Oh for the good old days of riding one's broom and playing quidditch. Harry has moved on from those mostly care-free days and now is presented to us as a troubled youth. The trouble with Harry is that he is not only haunted by his past, his loss of his parents and various other troubling events, he's being hunted, mentally at least by Lord Voldemort (a newer version of Dr. Death or Darth Vader). There is some connection between Harry and the dark lord, and its driving him bonkers as evil creeps into his mind. Add to this the conflicting feelings of puberty and you have one nicely mucked up Harry who has become short-tempered, and even stand offish with his dearest friends. His saving grace is his relationship with Sirius Black, some sort of relative, but even that goes for naught before this movie is done.
Like the last movie, J.K. Rowling in 'The Order of the Phoenix' is once more diving into the deep end of the pool of evil, though for some reason this movie seemed less heavy and foreboding than the last one-- perhaps because no children are destroyed in this one. The movie is a well paced one, clocking in at 2 hours and 14 or so minutes, and their really is no filler. It is full of CG magic (I especially like the animated tea plates on the wall with kitties mewing and moving around), and pleasant set pieces (including flying over London on brooms), but the story line percolates along rather well without interruption.
Unfortunately Hogwart's has been taken over by the Ministry of Magic (headed by Fudge-- ably played by Edward Hardy of 'All Creatures Great and Small Fame') and a headmistress in pink one Ms. Umbridge (as in 'I take umbridge at that'), who clearly was trained in the No Fun League begins to squeeze all the possible joy she can out of school and put all the deadly rules in she can. One begins to wonder if she is actually in league with the dark lord herself. Headmaster Dumbledore continues to be his affable and pleasant self, and Severus Snape is his usual melancholy self, but most of the other instructors we are by now used to at Hogwarts make no more than cameo appearances. The story focuses on the psychological struggles and drama going on in the life and mind of young master Potter. Left behind is the rivalry with other students (e.g. the aptly named Malfoi-- which means 'bad faith' hardly appears) in order for the larger struggle with evil to take center stage. Not left behind, but not as central as before, is Harry's relationship with Ron and Hermione, his two best chums. In fact, at one juncture Harry has his first kiss, and its with a girl we have not previously met before this movie.
One of the things about Rowling's novels as they have developed over time is that they have certainly become longer and more complex, and the story telling has become more adult. One wonders what small and mid-sized children are doing at movies like this, and what they make of it. Clearly much of what is going on and the nuances of the psychological drama will be well over their heads, and the dark images frankly too dark for most children.
The phoenix of course was the bird which rose from the ashes, apparently from the dead, and it not surprisingly became one symbol in early Christianity for the resurrection. It is no accident that this episode is named 'the Order of the Phoenix'. This refers to a group of good magicians who have banded together to rise up and fight the evil, and Harry, in his own fashion starts a student chapter of the order at Horgwarts, complete with training sessions in spell casting or zapping of bad things with a wand.

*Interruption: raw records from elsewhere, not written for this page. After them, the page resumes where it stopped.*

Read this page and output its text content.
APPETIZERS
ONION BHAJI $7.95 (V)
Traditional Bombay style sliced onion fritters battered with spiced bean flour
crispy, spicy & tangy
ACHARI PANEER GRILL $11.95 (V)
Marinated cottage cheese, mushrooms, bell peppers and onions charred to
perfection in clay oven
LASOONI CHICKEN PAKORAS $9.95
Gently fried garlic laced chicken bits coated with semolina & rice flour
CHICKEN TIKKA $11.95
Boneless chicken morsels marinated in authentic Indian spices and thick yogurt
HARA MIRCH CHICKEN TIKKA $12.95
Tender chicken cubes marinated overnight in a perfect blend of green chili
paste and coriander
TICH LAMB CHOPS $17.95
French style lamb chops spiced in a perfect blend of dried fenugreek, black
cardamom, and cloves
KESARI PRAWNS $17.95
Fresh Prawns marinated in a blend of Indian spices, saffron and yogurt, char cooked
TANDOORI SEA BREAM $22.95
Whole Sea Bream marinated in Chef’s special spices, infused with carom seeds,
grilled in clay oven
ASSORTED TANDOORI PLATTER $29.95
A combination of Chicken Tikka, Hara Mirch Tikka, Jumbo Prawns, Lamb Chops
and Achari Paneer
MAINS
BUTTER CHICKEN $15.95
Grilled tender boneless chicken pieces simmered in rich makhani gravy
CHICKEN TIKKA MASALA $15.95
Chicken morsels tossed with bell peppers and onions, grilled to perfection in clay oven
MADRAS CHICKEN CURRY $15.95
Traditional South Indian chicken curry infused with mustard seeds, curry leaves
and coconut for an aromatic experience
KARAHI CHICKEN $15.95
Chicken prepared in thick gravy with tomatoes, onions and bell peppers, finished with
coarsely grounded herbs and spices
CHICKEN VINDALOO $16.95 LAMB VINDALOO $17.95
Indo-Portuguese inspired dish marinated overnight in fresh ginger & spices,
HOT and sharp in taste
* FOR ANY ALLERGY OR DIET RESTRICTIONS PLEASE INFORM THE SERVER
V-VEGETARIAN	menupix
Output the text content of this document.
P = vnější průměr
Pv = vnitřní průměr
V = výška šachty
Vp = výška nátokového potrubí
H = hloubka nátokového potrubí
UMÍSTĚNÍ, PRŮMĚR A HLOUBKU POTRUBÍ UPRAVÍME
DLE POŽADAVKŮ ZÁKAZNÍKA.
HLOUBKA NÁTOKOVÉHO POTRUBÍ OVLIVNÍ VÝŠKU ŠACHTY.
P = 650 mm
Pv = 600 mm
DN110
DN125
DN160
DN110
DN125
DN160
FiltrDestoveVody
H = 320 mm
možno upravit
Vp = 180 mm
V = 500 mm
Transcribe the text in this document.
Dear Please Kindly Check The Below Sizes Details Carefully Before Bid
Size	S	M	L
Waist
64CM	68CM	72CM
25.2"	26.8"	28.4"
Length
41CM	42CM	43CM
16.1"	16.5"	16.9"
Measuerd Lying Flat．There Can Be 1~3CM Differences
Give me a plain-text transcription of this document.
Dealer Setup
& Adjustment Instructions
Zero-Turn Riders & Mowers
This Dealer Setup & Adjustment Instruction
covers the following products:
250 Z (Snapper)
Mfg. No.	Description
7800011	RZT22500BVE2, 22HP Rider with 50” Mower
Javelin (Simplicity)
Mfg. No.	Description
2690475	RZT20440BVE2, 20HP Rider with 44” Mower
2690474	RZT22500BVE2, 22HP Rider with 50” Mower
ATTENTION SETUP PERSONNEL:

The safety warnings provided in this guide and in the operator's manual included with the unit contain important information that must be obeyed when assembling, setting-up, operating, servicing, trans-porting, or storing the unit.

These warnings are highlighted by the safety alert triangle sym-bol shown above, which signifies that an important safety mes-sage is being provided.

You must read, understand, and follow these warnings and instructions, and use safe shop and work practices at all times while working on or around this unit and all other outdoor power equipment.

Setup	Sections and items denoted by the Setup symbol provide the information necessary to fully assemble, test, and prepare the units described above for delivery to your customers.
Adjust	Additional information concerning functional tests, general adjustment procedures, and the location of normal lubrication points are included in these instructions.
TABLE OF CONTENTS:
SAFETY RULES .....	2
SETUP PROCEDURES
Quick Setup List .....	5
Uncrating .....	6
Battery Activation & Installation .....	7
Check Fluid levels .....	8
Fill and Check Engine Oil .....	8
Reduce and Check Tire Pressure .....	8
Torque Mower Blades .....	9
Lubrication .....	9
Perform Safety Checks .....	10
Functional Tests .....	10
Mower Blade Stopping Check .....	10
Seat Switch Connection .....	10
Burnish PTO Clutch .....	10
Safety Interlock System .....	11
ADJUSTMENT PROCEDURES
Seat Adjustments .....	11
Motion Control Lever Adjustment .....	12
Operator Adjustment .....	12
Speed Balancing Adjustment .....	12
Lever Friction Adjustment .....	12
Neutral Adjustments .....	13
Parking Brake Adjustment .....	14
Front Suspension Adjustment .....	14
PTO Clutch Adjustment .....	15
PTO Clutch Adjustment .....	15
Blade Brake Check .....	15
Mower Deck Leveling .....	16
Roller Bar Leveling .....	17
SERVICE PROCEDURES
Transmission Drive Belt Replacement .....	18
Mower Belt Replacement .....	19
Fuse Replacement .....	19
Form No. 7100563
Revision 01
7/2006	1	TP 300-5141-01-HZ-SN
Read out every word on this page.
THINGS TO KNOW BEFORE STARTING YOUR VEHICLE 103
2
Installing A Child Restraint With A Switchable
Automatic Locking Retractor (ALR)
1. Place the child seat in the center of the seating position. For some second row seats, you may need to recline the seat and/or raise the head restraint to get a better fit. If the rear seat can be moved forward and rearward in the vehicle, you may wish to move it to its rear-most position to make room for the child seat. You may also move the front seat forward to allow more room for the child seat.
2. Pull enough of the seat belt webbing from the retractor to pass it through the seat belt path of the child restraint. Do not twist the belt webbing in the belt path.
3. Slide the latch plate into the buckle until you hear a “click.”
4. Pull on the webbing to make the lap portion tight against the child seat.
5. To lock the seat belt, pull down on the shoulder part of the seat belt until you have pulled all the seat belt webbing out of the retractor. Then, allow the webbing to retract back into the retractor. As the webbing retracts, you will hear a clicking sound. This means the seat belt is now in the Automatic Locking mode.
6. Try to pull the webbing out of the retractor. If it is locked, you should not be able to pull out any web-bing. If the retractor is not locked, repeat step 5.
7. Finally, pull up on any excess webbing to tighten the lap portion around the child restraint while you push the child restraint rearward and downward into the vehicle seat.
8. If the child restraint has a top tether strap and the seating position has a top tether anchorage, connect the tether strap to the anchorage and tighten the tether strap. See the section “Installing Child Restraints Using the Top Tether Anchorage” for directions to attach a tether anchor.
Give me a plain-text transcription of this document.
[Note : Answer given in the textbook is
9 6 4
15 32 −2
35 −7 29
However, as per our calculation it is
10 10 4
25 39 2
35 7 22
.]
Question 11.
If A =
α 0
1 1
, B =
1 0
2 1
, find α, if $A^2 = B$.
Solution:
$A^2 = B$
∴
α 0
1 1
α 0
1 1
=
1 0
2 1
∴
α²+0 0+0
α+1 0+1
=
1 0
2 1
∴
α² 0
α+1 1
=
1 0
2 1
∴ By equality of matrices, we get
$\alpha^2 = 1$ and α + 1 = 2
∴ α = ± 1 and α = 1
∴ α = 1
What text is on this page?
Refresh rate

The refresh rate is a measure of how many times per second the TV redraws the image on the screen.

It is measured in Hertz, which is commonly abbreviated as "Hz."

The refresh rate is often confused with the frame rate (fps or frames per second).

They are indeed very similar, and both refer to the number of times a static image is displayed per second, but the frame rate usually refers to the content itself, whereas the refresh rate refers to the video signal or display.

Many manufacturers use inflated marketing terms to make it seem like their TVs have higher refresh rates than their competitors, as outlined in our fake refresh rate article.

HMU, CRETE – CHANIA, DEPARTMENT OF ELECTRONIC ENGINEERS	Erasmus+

There is a juncture in the movie where there is a very crucial and serious discussion between Sirius Black and Harry. Sirius reminds Harry that the world is not composed of those who are all good, on the one hand, and those who are nothing but evil on the other. "Most people are a mixture of good and bad" Harry is reminded. This presumably is meant to help Harry not be so hard on himself when he has dark thoughts, but Sirius also stresses that Harry is a good person with some flaws, and he should not doubt his goodness, nor blame himself for all that has gone wrong. The message, if there is one, is that ordinary persons with some goodness in them, can strive to be their best selves, and overcome their temptations to give way to darkness.
Various of the reviewers of this movie have commented on the fact that it seems like an interim report, before we get to the real epic struggle between good and evil. This is a helpful observation, and it is in this movie that we hear the prophecy that either Voldemort or Harry must be done away with before the resolution of the drama. That is barely on the horizon here. The good news for now is that Harry is able to fight off the mental invasion of darkness into his fertile and sensitive mind.
So we must bide our time until the penultimate installment of these films comes out-- 'the Half-Blood Prince' in a year or so. In the meantime, start working on your wand waggling-- evil is coming to town and will not be messing around.